Now widen out the picture. Engineering and manufacturing groups each have their own definitions of the product. It is expressed in the bill of materials (BOM): engineering has its own BOM, which details the design hierarchy, while the manufacturing BOM itemizes the inventory materials and the manufacturing processes needed to fabricate and assemble the product. That sets the stage for the question of who owns the product lifecycle management (PLM) process: the CADCAM vs. the ERP folks.
Into the mix between the different branches of engineering and the silos between engineering and manufacturing, now introduce the software engineers. They used to be an afterthought, yet today their programs are affecting, not only how product components and systems behave, but in many cases might impact the physical specifications. for instance, if you can design software to enable a motor to run more efficiently, the mechanical engineers can then design a smaller, lighter weight engine.
In the enterprise computing world, we’ve long gotten hung up on the silos that divide different parts of IT from itself – the developers vs. QA, DBAs, enterprise architects, systems operations – or IT from the business. However, the silos that plague enterprise IT are child’s play compared to the situation in product development where you have engineering groups pared off against each other, and against manufacturing.
OK, so the product lifecycle is a series of fiefdoms – why bother or care about making it more efficient? There is too much at stake in the success of a product: there are the constantly escalating pressures to squeeze time, defects, and cost out of the product lifecycle. That’s been the routine ever since the Japanese introduced American concepts of lean manufacturing back in the 1980s. But as automobiles and other complex engineered products adds more intelligence, the challenge is leveraging the rapid innovation of the software and consumer electronics industries for product sectors where, of necessity, lead times will stretch into one or more years.
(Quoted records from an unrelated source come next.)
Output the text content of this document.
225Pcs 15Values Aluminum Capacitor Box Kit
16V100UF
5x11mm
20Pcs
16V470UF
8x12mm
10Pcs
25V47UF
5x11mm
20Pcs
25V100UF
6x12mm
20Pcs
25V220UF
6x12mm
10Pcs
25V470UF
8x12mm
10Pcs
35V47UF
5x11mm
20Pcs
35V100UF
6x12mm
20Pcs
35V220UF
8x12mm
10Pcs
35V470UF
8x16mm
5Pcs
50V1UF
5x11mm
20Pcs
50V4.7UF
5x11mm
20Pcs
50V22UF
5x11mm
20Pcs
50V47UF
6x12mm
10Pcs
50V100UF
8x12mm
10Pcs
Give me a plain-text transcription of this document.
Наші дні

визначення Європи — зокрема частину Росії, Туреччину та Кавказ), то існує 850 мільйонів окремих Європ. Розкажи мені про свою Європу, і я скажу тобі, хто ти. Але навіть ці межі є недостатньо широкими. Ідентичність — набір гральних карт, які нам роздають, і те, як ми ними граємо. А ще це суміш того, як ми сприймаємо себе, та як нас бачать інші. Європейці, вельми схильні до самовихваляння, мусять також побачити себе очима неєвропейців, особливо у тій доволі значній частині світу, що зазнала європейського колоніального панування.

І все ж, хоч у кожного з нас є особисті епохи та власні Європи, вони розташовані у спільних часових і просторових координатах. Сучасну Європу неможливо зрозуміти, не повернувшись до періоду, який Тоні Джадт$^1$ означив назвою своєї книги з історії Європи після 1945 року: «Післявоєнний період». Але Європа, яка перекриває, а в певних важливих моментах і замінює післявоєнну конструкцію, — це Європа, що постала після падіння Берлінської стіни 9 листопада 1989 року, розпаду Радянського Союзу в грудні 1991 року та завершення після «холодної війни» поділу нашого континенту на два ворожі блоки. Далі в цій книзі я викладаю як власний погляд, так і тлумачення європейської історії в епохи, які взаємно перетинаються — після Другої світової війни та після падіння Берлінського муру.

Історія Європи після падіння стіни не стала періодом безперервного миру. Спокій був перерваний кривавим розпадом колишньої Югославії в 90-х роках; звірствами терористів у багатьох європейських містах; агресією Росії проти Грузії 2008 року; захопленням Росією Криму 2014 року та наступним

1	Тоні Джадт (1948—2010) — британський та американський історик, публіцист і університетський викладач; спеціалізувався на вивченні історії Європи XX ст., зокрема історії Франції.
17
There is no easy solution because there is no single solution. Each industry has different product characteristics that impact the length of the lifecycle and how product engineering teams are organized. Large, highly complex products such as automobiles, aircraft, or heavy machinery will have long lead times because of supply chain dependencies. At the other end of the scale, handheld consumer electronics or biomedical devices might not have heavy supply chain dependences. But, for instance, smart phones have short product lifespans and are heavily driven by the fats pace of innovation in processing power and software capabilities, meaning that product lifecycles must be quicker in order for new products to catch the market window. Biomedical devices on the other hand are often compact, but have significant regulatory hurdles to mount which impacts how the devices are tested.
The product lifecycle is a highly varied creature. The common thread is the need to more effectively integrate software engineering, which in turn is forcing the issue of integration and collaboration between other engineering disciplines. It is no longer sufficient to rely on systems engineers to get it together in the end – as manufacturers learned the hard way, it costs more to rework a design that doesn’t fit together, perform well, or be readily assembled with existing staff and facilities. The rapid evolution of software and processors also forces the issue on whether and where agile development processes can be coupled with linear or hierarchical development processes that are necessary for long-fuse products.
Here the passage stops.